November 29, 2025
Bananas for PDFs
Show HN: Nano PDF – A CLI Tool to Edit PDFs with Gemini's Nano Banana
Talk to your PDFs; devs cheer while wallets wince
TLDR: Nano PDF edits presentation PDFs via simple prompts using Google’s Gemini “Nano Banana,” then restores searchable text. Commenters are thrilled but demand video proof and worry about paid API costs (~$0.15 per image), debating whether the time saved outweighs the bill.
Hacker News just peeled a banana-shaped surprise: Nano PDF, a simple tool you run with text commands that lets you talk to your slides. Say “change the chart to a bar graph,” and Google’s Gemini 3 Pro Image—nicknamed “Nano Banana”—edits the page, then stitches it back into your file. It even restores searchable text with OCR (optical character recognition) so your words don’t vanish. The crowd went bananas: lxe shouted, “This is nuts and I absolutely love this,” while others marveled at the wizardry of turning a PDF into a picture, editing it, then turning it back. Fans also loved multi-page speed and new slides that auto-match your style.
But then the wallet wars started. sultson warned the magic isn’t free: Gemini’s paid tier means “roughly $0.15 per image,” so batch edits could add up fast.
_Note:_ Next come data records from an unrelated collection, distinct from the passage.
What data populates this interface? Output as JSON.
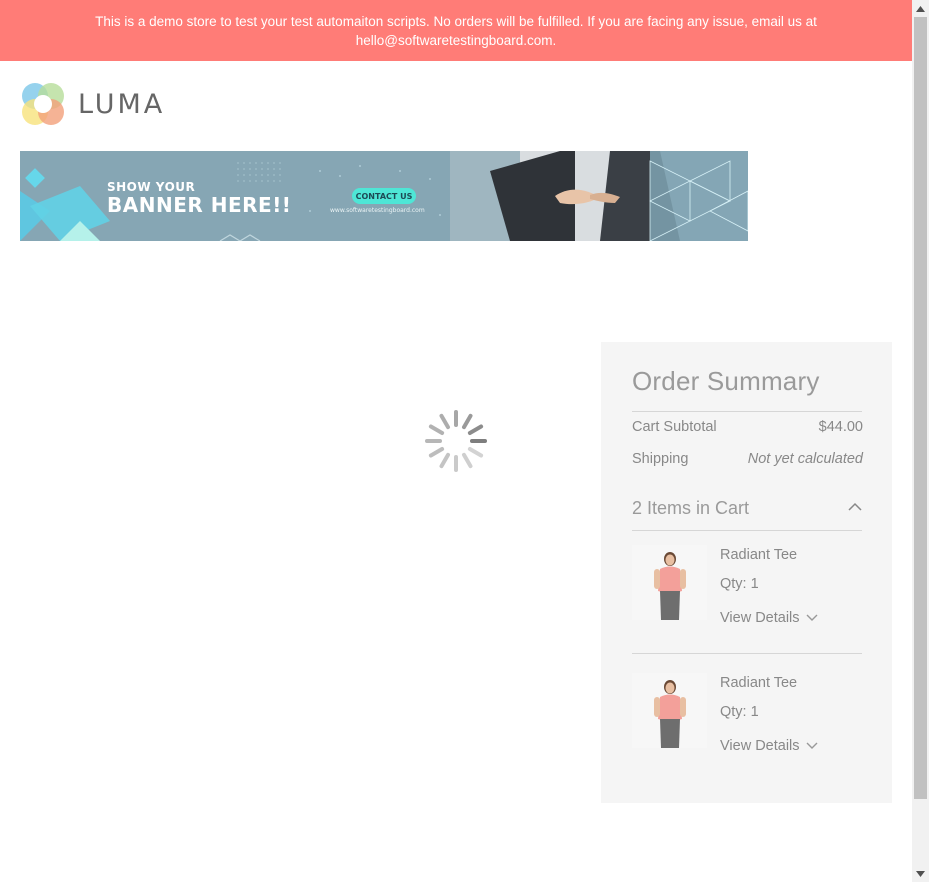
{
  "notice": {
    "text": "This is a demo store to test your test automaiton scripts. No orders will be fulfilled. If you are facing any issue, email us at hello@softwaretestingboard.com."
  },
  "header": {
    "logo_text": "LUMA"
  },
  "banner": {
    "line1": "SHOW YOUR",
    "line2": "BANNER HERE!!",
    "cta": "CONTACT US",
    "url": "www.softwaretestingboard.com"
  },
  "loader": {
    "icon": "loading-spinner-icon"
  },
  "summary": {
    "title": "Order Summary",
    "subtotal_label": "Cart Subtotal",
    "subtotal_value": "$44.00",
    "shipping_label": "Shipping",
    "shipping_value": "Not yet calculated",
    "items_title": "2 Items in Cart",
    "items": [
      {
        "name": "Radiant Tee",
        "qty": "Qty: 1",
        "details": "View Details"
      },
      {
        "name": "Radiant Tee",
        "qty": "Qty: 1",
        "details": "View Details"
      }
    ]
  },
  "colors": {
    "notice_bg": "#ff7c77",
    "summary_bg": "#f5f5f5",
    "text_muted": "#888888"
  }
}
The demo police swooped in: treetalker begged for “clearer examples,” and mentalgear demanded an animated screengrab like oryx. Meanwhile, itsmevictor pitched a red‑pen future—LLMs (large language models) auto-finding typos and literally underlining them in red. The vibe? Half giddy, half cautious. Nano PDF looks like the banana‑split for slide pain, but the community wants receipts, pricing sanity, and proof it won’t mush your PDFs.
Key Points
- •Nano PDF is a CLI tool that edits and adds slides to PDFs using natural-language prompts with Google’s Gemini 3 Pro Image model.
- •The workflow renders PDF pages to images (Poppler), applies AI edits, restores searchable text via Tesseract OCR, and stitches pages back into the PDF.
- •It supports multi-page, parallel processing and configurable image resolution (4K/2K/1K) to balance quality and cost.
- •Installation requires pip and a paid Google Gemini API key with billing enabled via Google Cloud; free-tier keys don’t support image generation.
- •Options include using full document context, selecting style reference pages, setting output names, and enabling/disabling Google Search.